I am designing my own board with microcontroller (either ESP32 or ATmega), i would like to include the doppler sensor design directly to that board. I am bit tight on space and i was thinking that maybe i can just use the RF part of this circuit and replace RCWL 9196 block with my own circuitry to detect the output frequency shift myself. Effectively i want to cut the RCWL-0516 part in half and throw the IC half away.

I guess we can detect the baseband (downconverted doppler shift signal) using ADC of microcontroller. Maybe with little help of LM358 opamp or something... Another good thing about this might be that we would be able to fine tune signal processing in firmware in order to achieve desired sensitivity and range, without modifying analog circuitry, timing capacitors, etc...

Any ideas how to do this? Unfortunately i don't have scope at hand :/

[Harvie]

I've recorded signal on pins 12 and 16 using arduino nano ADC (single ended, 5V reference, samplerate less than 20 Hz). Please note that these are RCWL-9196 OUTPUT pins. Signal on input pins was too weak to be captured by single ended ADC without amplification.

The signal goes through two on chip opamps of RCWL-9196, pin 16 is output of first opamp, pin 12 is output of second one (=more amplified and filtered). There is also some kind of tuned RC network in feedback path of both of these opamps (see schematic for reference), which means there is not only amplification, but probably also some filtering going on.

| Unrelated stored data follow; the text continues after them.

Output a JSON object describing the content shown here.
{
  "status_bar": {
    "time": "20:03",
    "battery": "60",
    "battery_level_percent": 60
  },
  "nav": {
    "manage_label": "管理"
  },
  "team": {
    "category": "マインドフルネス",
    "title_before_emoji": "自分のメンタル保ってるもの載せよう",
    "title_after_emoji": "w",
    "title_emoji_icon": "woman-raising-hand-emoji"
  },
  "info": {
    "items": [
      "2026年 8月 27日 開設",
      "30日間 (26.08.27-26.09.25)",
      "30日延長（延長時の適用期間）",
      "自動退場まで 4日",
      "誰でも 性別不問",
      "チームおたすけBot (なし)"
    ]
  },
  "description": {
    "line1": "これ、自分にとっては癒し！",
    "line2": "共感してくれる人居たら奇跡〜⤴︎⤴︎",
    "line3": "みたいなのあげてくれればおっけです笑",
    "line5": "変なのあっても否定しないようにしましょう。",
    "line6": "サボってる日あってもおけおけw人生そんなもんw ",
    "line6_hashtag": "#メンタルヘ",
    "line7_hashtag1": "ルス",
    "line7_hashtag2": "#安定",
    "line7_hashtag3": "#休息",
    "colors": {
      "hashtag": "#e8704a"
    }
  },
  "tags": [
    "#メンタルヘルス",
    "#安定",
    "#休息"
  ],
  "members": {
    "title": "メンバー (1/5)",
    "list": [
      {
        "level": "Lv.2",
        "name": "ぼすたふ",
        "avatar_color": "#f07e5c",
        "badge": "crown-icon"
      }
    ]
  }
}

I think it might be possible to replace RCWL-9196 IC with dual opamp IC like eg. LM358, given that we use the same feedback filter circuitry. Output of second stage can then be easily processed by microcontroller.

Another possibility might be use microcontroller with differential ADC (these often include gain settings). Filtering then might be possible in software. Maybe simple EWMA based bandpass filter to remove DC offset and high frequency noise will be enough?

I was standing 1 to 2m away from sensor. First rectangle is me raising my hand to scratch my head. Second rectangle is me jumping around and waving my hands for a while.

[Harvie]

OK, so we've managed to design the radar to custom microcontroller PCB while replacing RCWL-9196 IC by commonly available opamp. I will post more details later...

[chaotix-]

That is very interesting. Did you get it to work? Do you have more information on this?

[Harvie]

Yes. It is working including feeding the analogue signal to ADC. But i am just very busy. Hopefully i will manage to make Kicad design and upload it, but i have no idea about ETA. Also we based this on slightly different design, which has only simple ground plane without funny shapes on the back side of the board, which probably simplifies the manufacture...

[chaotix-]

Please do, when you finde the time and post a short note in this issue. Thanks a lot.

[paddyrg]

I'd also love to see your results, it could be quite handy for me in the next couple of months!

[gauravduggal]

Hi all, Please checkout my work here https://github.com/mimeakadug/Doppler_Radar_RCWL-0516. I have sampled the baseband signal using an arduino and processed the signal to generate a Fourier plot while the radar is looking at a ceiling fan. The Ceiling fan induces multiple Doppler velocities as seen the photos below Edit: The radar parameters are calculated by the code and printed:

---

Sampling frequency of ADC: 1563.5 Sampleing time of ADC: 0.0006395906619763352 Wavelength: 0.09674298613350532 m Hamming window used Sampling duration: 2.619763351455069 Doppler frequency resolution: 0.3817138671875 Hz Doppler velocity resolution: 0.018464069680143504 m/s max detectable velocity: 37.79595063525375 m/s

---

thanks GD

[gauravduggal]

-Added STFT algorithm for spectrogram display. Getting more meaningful results. -Power spectral density i.s plotted too. Time domain signal converted to volts (V)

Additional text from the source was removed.